緑内障モデル動物におけるGPNMBの発現解析と治療への試み

2015 年度 実績報告書

• 研究課題/領域番号: 15H06041
• 研究機関: 東北大学
• 研究代表者: 面高 宗子 東北大学, 医学(系)研究科(研究院), 助教 (80569583)
• 研究期間 (年度): 2015-08-28 – 2017-03-31
• キーワード: 緑内障 / 網膜神経節細胞障害 / 軸索障害 / GPNMB / 神経保護

研究実績の概要

１. 緑内障モデル動物の作製と網膜神経節細胞障害の評価
正常眼圧緑内障モデル動物の作製として、視神経軸索挫滅後の網膜神経節細胞(RGC)障害の評価を行った。RNA発現変化は網膜神経節細胞に特異的に存在するThy1, Nefh, Brn3a, Brn3b, Brn3cに加え、近年報告された新たな特異的マーカーであるRbpmsの遺伝子発現量をqRT-PCRで調べた。無治療、軸索障害後2，4，7日後の網膜を回収し、RNA抽出、cDNA合成の後にリアルタイムPCRを行った。その結果、Thy1, Nefh, Brn3a, Brn3b, Brn3cおよびRbpmsの発現は軸索障害後に経時的に減少していた。生存RGC密度を定量化するために、脳からの逆行性染色法により網膜神経節細胞をラベルし、染色されたRGC密度を網膜伸展標本で蛍光顕微鏡下に計測した。軸索障害後7日後の網膜では無処置のマウス網膜に比べて網膜神経節細胞数が有意に減少した。RBPMSのタンパク質発現をウェスタンブロッティングおよび免疫染色法にて確認したところ、軸索障害後7日後では、軸索障害後に著明な発現の減少を認めた。
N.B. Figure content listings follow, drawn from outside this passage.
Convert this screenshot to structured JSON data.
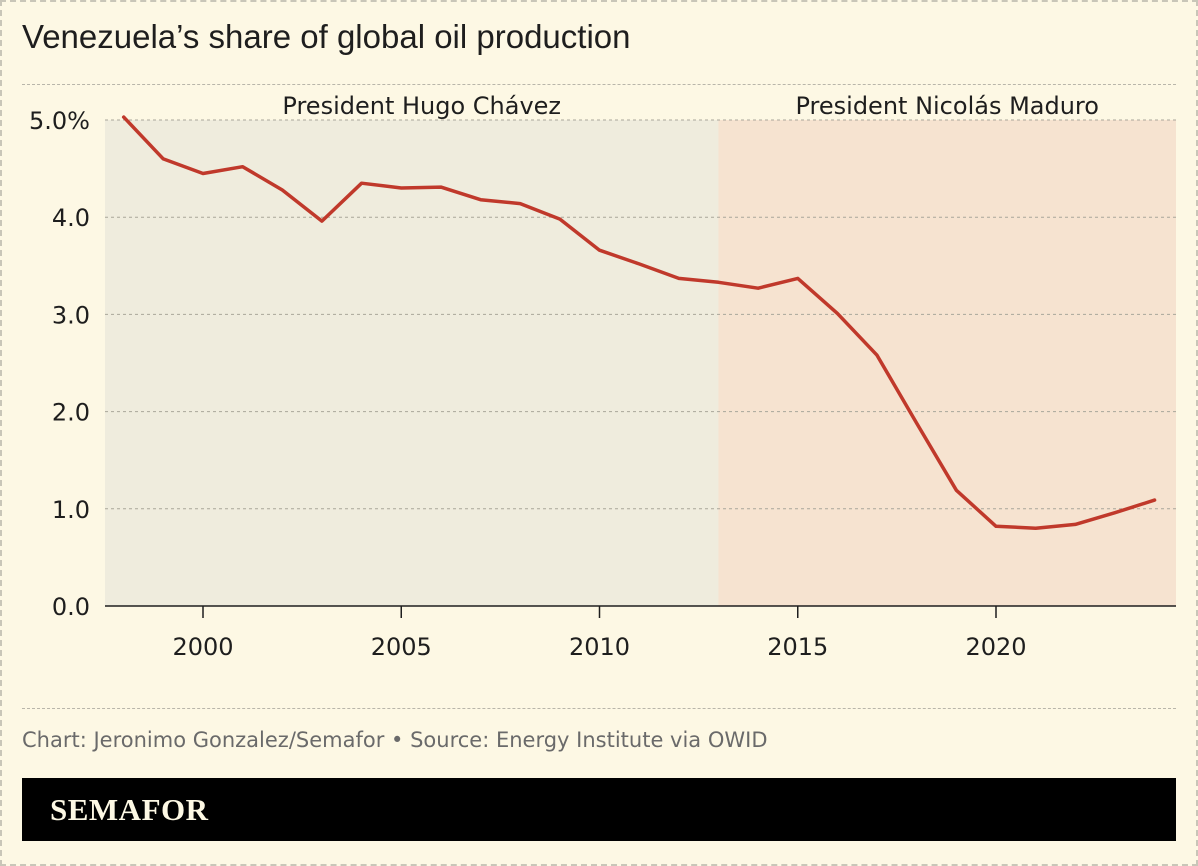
{
  "title": "Venezuela’s share of global oil production",
  "footer": {
    "credit": "Chart: Jeronimo Gonzalez/Semafor • Source: Energy Institute via OWID",
    "brand": "SEMAFOR"
  },
  "colors": {
    "background": "#fdf8e4",
    "line": "#c0392b",
    "chavez_band": "#efecdd",
    "maduro_band": "#f6e3d0",
    "brandbar": "#000000"
  },
  "chart_data": {
    "type": "line",
    "title": "Venezuela’s share of global oil production",
    "xlabel": "",
    "ylabel": "",
    "xlim": [
      1997.5,
      2024.8
    ],
    "ylim": [
      0,
      5
    ],
    "x_ticks": [
      {
        "value": 2000,
        "label": "2000"
      },
      {
        "value": 2005,
        "label": "2005"
      },
      {
        "value": 2010,
        "label": "2010"
      },
      {
        "value": 2015,
        "label": "2015"
      },
      {
        "value": 2020,
        "label": "2020"
      }
    ],
    "y_ticks": [
      {
        "value": 0,
        "label": "0.0"
      },
      {
        "value": 1,
        "label": "1.0"
      },
      {
        "value": 2,
        "label": "2.0"
      },
      {
        "value": 3,
        "label": "3.0"
      },
      {
        "value": 4,
        "label": "4.0"
      },
      {
        "value": 5,
        "label": "5.0%"
      }
    ],
    "grid": "horizontal",
    "periods": [
      {
        "label": "President Hugo Chávez",
        "start": 1997.5,
        "end": 2013
      },
      {
        "label": "President Nicolás Maduro",
        "start": 2013,
        "end": 2024.8
      }
    ],
    "series": [
      {
        "x": [
          1998,
          1999,
          2000,
          2001,
          2002,
          2003,
          2004,
          2005,
          2006,
          2007,
          2008,
          2009,
          2010,
          2011,
          2012,
          2013,
          2014,
          2015,
          2016,
          2017,
          2018,
          2019,
          2020,
          2021,
          2022,
          2023,
          2024
        ],
        "values": [
          5.03,
          4.6,
          4.45,
          4.52,
          4.28,
          3.96,
          4.35,
          4.3,
          4.31,
          4.18,
          4.14,
          3.98,
          3.66,
          3.52,
          3.37,
          3.33,
          3.27,
          3.37,
          3.01,
          2.58,
          1.88,
          1.19,
          0.82,
          0.8,
          0.84,
          0.96,
          1.09
        ]
      }
    ]
  }
}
これらの結果から、視神経挫滅により経時的なRGCの減少が示唆され、緑内障モデル動物の作製とRGC障害の変化を確認できた。
２. 網膜神経節細胞障害時におけるGPNMBの発現解析
上記の緑内障モデル動物を用いて、網膜神経節細胞障害後の網膜内におけるGPNMBの発現を調べた。ウェスタンブロッティング法および免疫組織化学によりGPNMBの網膜内タンパク質発現および局在を検討した。しかしながらウェスタンブロッティング法、免疫染色によるGPNMBの発現を検出することができなかった。

現在までの達成度 (区分)

3: やや遅れている

理由

網膜内のGPNMB発現をウェスタンブロッティング法および免疫組織化学により確認することができず、GPNMBの網膜内局在やタンパク質としての生理的機能を検証する段階にまで至ることができなかった。試薬や実験方法を再度検証する必要がある。

今後の研究の推進方策

〈１．網膜神経節細胞障害時におけるGPNMBの発現解析〉　前年度に引き続き、網膜神経節細胞障害時におけるGPNMBの発現解析の条件検討を行い、軸索障害モデル動物の網膜におけるGPNMBの遺伝子発現およびタンパク質の発現レベルを生化学的、分子生物学的ならびに免疫組織学的な手法を用いて評価し、GPNMBの緑内障における関与を明らかにする。
〈２．緑内障モデル動物におけるGPNMB過剰発現を用いた神経節細胞保護の評価〉　軸索障害モデル動物の眼内にGPNMBを過剰発現させるウイルスベクターを投与し、網膜神経節細胞にGPNMBを過剰発現させることで緑内障における網膜神経節細胞死の抑制を試みる。細胞死の評価法として、生細胞数を直接カウントする他、網膜神経節細胞のマーカー遺伝子の発現レベルを測定する。加えて、網膜内死細胞を蛍光眼底in vivoイメージングにより計測してその神経保護作用を評価する。
〈３. GPNMB過剰発現による神経保護メカニズムの解明〉　GPNMBによる細胞死抑制の分子メカニズムを解明する。特に、緑内障の原因および進行と関連があるとされている酸化ストレスおよび小胞体ストレス存在下において、GPNMBがどのようなシグナル経路を経て細胞死を抑制するのかを生化学的および分子生物学的な手法により明らかにする。